Can a breaching party hide behind contract clauses?

 

Disputes often arise in commercial partnerships, and repudiation can end agreements abruptly. But a crucial question remains, can the repudiating party still rely on limitation clauses in the terminated agreement? The Supreme Court of Appeal (SCA) in 2025 provided clear guidance in Twenty-Third Century Systems (Pty) Ltd and another v SAP Africa Region (Pty) Ltd.

In May 2016, SAP Africa Region (SAP) concluded a suite of agreements with Twenty-Third Century Systems Global (Global), a subsidiary of Twenty-Third Century Systems (Systems / together referred to as Twenty-Third Century), appointing Global as a service provider to sell SAP’s IT products in various sub-Saharan territories. When SAP notified termination for good cause on 1 July 2019, Global accepted it as repudiation on 15 July 2019.

On 30 November 2020, Twenty-Third Century instituted action for loss of profit. SAP raised special pleas relying on an exclusion of damages clause and a one-year time-bar clause. In the SCA, the parties agreed that, for the purposes of the appeal, it must be accepted that the High Court had determined the special pleas on the assumption that SAP had repudiated the agreement, and the appeal was argued on that same basis.

Issues before the court

The SCA was asked to decide whether SAP could rely on the exclusion of damages and time-bar clauses despite repudiating the agreement.

Twenty-Third Century’s position

Twenty-Third Century argued that:

  • SAP approbates and reprobates by repudiating the agreement and then using the same agreement for their protection.
  • The clauses relied on by SAP do not survive repudiation; they apply only to terminations for good cause.
  • They did not know, and could not reasonably have known, the facts giving rise to their claim earlier than a year before issuing summons.

SAP’s position

SAP countered that:

  • Its relied upon clauses survive any termination as secondary obligations that activate after primary duties end. The survival provision expressly states that limitation of liability survives “any termination”.
  • It did not approbate and reprobate; it relies on surviving obligations, not the whole contract.
  • The claims are time-barred as Twenty-Third Century knew the facts more than one year before instituting action.

The Court’s ruling

Drawing on established authorities, the Court confirmed that certain contractual provisions survive repudiation.

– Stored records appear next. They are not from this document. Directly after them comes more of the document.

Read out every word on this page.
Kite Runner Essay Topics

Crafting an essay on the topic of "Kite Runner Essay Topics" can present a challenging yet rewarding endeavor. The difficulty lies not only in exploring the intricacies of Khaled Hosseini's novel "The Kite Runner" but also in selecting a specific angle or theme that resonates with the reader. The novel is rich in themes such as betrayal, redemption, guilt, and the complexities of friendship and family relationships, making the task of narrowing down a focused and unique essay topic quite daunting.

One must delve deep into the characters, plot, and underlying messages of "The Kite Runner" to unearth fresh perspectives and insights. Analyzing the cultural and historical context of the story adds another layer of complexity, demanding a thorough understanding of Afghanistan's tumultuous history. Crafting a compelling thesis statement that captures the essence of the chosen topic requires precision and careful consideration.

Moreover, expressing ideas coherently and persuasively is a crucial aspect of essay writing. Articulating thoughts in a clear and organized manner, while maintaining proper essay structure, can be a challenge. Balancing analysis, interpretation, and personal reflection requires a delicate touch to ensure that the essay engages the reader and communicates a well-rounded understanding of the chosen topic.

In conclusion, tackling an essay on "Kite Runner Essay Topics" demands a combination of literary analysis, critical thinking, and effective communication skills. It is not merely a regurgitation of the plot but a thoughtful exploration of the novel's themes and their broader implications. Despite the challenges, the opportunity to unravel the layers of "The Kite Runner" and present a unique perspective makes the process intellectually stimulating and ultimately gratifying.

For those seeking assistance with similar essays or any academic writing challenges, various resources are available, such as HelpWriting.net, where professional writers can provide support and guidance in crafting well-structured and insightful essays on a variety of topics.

    • In Heyman v Darwins Ltd, the House of Lords held that although the contract’s main purposes fail upon breach, clauses like arbitration “survives for the purpose of measuring the claims arising out of the breach, and … determining the mode of their settlement”.
    • Scriven Bros v Rhodesian Hides & Produce Co Ltd confirmed that repudiation does not destroy such clauses, as they provide machinery for dispute resolution.
    • Photo Production Ltd v Securicor Transport Ltd clarified that primary obligations relate to performance, while secondary obligations are remedies for breach.
    • Datacolor International (Pty) Ltd v Intamarket (Pty) Ltd 2001 (2) SA 284 (SCA) confirmed that accepting repudiation terminates primary obligations and activates secondary ones.
  • Applying these principles, the SCA held that Global’s acceptance of SAP’s repudiation ended the parties’ primary obligations but activated their secondary obligations, including the exclusion of damages and time-bar clauses.
  • These clauses therefore survived termination and continued to regulate the parties’ post-termination rights and remedies.
  • The Court dismissed the appeal and upheld SAP’s entitlement to rely on both clauses.

Commentary

This case underscores the enduring importance of survival clauses in commercial contracts, even after repudiation. The SCA adopted a broad interpretation, echoing precedents like Photo Production Ltd v Securicor Transport Ltd.

The decision supports the principle that secondary obligations survive to provide certainty in resolving

disputes, which benefits both parties. It also serves as a reminder to commercial stakeholders: agreements must be drafted with precision. If parties intend to exclude or alter the scope of limitation provisions for certain terminations, this must be made clear. Otherwise, survival clauses under the original agreement will still apply.